Désireux de manifester leur piété de
façon éclatante et voulant rivaliser de splendeur
avec les édifices chrétiens, les premiers califes
musulmans développèrent l’architecture
religieuse dans un style sompteux. C’est ainsi qu’ils
firent construire la Mosquée d’Al AQSA
ou Coupole du Rocher à Jérusalem en
691, considérée comme le plus ancien chef-d’œuvre
subsistant de l’architecture islamique.
La Mosquée de Damas servit de modèle
à plusieurs autres mosquées. Avec le temps et
grâce aux conquêtes arabes, de nombreuses mosquées
furent construites en Occident, donnant naissance à
des types architecturaux plus élaborés : la
Mosquée de Koufa, la grande Mosquée
de Cordone, la grande mosquée de l’Alcazar
de Séville, et la Koutoubia ou la mosquée de
la Tour Hassan, de mêmes période et inspiration,
sont des témoignages de la richesse des l’Art
islamique parvenus jusqu’à nous. La qualité
de l’enseignement dispensé à la mosquée
de la Karawiyin de Fès et l’éclat
de son ornementation ont traversé le temps et les frontières.
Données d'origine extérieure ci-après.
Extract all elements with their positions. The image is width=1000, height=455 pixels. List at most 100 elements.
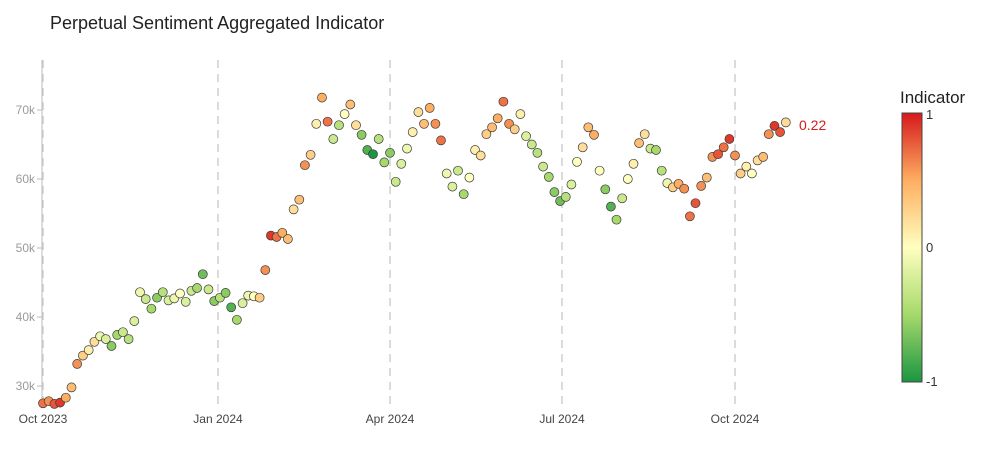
data-point[interactable] (747, 168, 757, 179)
data-point[interactable] (328, 134, 339, 144)
data-point[interactable] (577, 142, 588, 153)
data-point[interactable] (780, 117, 791, 128)
data-point[interactable] (617, 193, 628, 204)
data-point[interactable] (441, 168, 452, 179)
data-point[interactable] (254, 292, 265, 303)
data-point[interactable] (396, 158, 407, 169)
data-point[interactable] (701, 172, 712, 183)
data-point[interactable] (611, 214, 622, 225)
data-point[interactable] (300, 160, 310, 171)
data-point[interactable] (656, 165, 667, 176)
data-point[interactable] (572, 156, 582, 167)
data-point[interactable] (192, 283, 202, 293)
data-point[interactable] (634, 138, 644, 148)
data-point[interactable] (180, 296, 191, 307)
data-point[interactable] (532, 147, 543, 158)
data-point[interactable] (594, 165, 605, 176)
data-point[interactable] (769, 121, 780, 131)
data-point[interactable] (368, 149, 378, 160)
data-point[interactable] (538, 161, 548, 172)
data-point[interactable] (390, 176, 401, 187)
data-point[interactable] (713, 149, 723, 160)
data-point[interactable] (453, 165, 463, 176)
data-point[interactable] (622, 174, 633, 184)
data-point[interactable] (481, 129, 492, 140)
data-point[interactable] (447, 181, 458, 192)
data-point[interactable] (66, 382, 77, 393)
data-point[interactable] (487, 122, 497, 133)
data-point[interactable] (135, 287, 145, 298)
data-point[interactable] (146, 303, 157, 314)
data-point[interactable] (379, 157, 390, 168)
data-point[interactable] (277, 227, 288, 238)
data-point[interactable] (106, 341, 117, 351)
data-point[interactable] (549, 187, 560, 197)
data-point[interactable] (283, 234, 293, 244)
data-point[interactable] (175, 288, 185, 299)
data-point[interactable] (140, 294, 151, 304)
data-point[interactable] (322, 116, 333, 127)
data-point[interactable] (220, 288, 231, 298)
data-point[interactable] (345, 99, 356, 110)
data-point[interactable] (521, 131, 531, 142)
data-point[interactable] (197, 269, 208, 280)
data-point[interactable] (430, 118, 441, 129)
data-point[interactable] (413, 107, 424, 117)
data-point[interactable] (123, 334, 134, 344)
data-point[interactable] (288, 204, 299, 215)
data-point[interactable] (436, 135, 446, 146)
data-point[interactable] (498, 96, 509, 107)
data-point[interactable] (724, 134, 735, 144)
data-point[interactable] (464, 172, 475, 183)
data-point[interactable] (735, 168, 746, 179)
data-point[interactable] (475, 150, 486, 161)
data-point[interactable] (203, 284, 214, 295)
data-point[interactable] (543, 172, 554, 182)
data-point[interactable] (305, 149, 316, 160)
data-point[interactable] (402, 143, 412, 154)
data-point[interactable] (741, 161, 752, 172)
data-point[interactable] (260, 265, 271, 275)
data-point[interactable] (560, 192, 571, 202)
data-point[interactable] (718, 142, 729, 153)
data-point[interactable] (690, 198, 701, 209)
data-point[interactable] (294, 194, 305, 205)
data-point[interactable] (419, 118, 429, 129)
data-point[interactable] (639, 129, 650, 140)
data-point[interactable] (232, 314, 242, 325)
data-point[interactable] (100, 334, 111, 344)
data-point[interactable] (679, 183, 690, 194)
data-point[interactable] (696, 181, 707, 191)
data-point[interactable] (758, 152, 769, 162)
data-point[interactable] (60, 392, 71, 403)
data-point[interactable] (589, 129, 599, 140)
data-point[interactable] (237, 298, 248, 309)
data-point[interactable] (118, 327, 128, 338)
data-point[interactable] (509, 124, 520, 135)
data-point[interactable] (424, 103, 435, 113)
data-point[interactable] (606, 201, 616, 212)
data-point[interactable] (157, 287, 168, 298)
data-point[interactable] (407, 127, 418, 137)
data-point[interactable] (515, 109, 526, 119)
data-point[interactable] (317, 92, 327, 103)
data-point[interactable] (763, 129, 774, 140)
data-point[interactable] (600, 184, 611, 195)
data-point[interactable] (339, 109, 350, 119)
data-point[interactable] (356, 129, 367, 140)
data-point[interactable] (583, 122, 594, 133)
data-point[interactable] (492, 113, 503, 124)
data-point[interactable] (226, 302, 237, 313)
data-point[interactable] (351, 120, 361, 131)
data-point[interactable] (775, 127, 785, 137)
data-point[interactable] (628, 158, 639, 169)
data-point[interactable] (458, 189, 469, 200)
data-point[interactable] (311, 118, 322, 129)
data-point[interactable] (685, 211, 695, 222)
data-point[interactable] (72, 359, 83, 369)
data-point[interactable] (373, 134, 384, 144)
data-point[interactable] (385, 147, 395, 158)
data-point[interactable] (83, 345, 94, 355)
data-point[interactable] (730, 150, 740, 161)
data-point[interactable] (334, 120, 344, 131)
Dans ces édifices, une somptueuse décoration
intérieure fait appel à des bronzes et des bois
dorés, à des marbres de couleurs utilisés
pour les colonnes et placages, des revêtements de carreaux
émaillés sur fonds d’or étincelants.
Des arcs superposés, entrecroisés soutenus par
des colonnes lisses, cannelées ou torses sont des éléments
quasi constants de l’architecture des mosquées.
La décoration la plus riche de la mosquée tend
à se concentrer autour de la zone du mihrab,
ou niche de prière, indiquant la direction de la Mecque
aux croyants.
Dans les Grandes Mosquées, l’imam du vendredi
s’adresse aux fidèles du haut d’une chaire
en pierre ou en bois pouvant être très ornée,
le minbar.
L’élément caractéristique de la
mosquée est le minaret situé
sur la façade extérieure. Il est construit sur
un plan carré en Occident – minaret de la Giralda
à Séville, de Hassan à Rabat, de la Koutoubia
à Marrakech. Il est cylindrique en Iran, en Turquie
et en Afghanistan.
De dimensions relativement modestes au début apparaissent
les mausolées ou édifices funéraires.
Les témoignages les plus célèbres restent
le mausolée de Timour à Samarkand et le Taj
Mahal en Inde.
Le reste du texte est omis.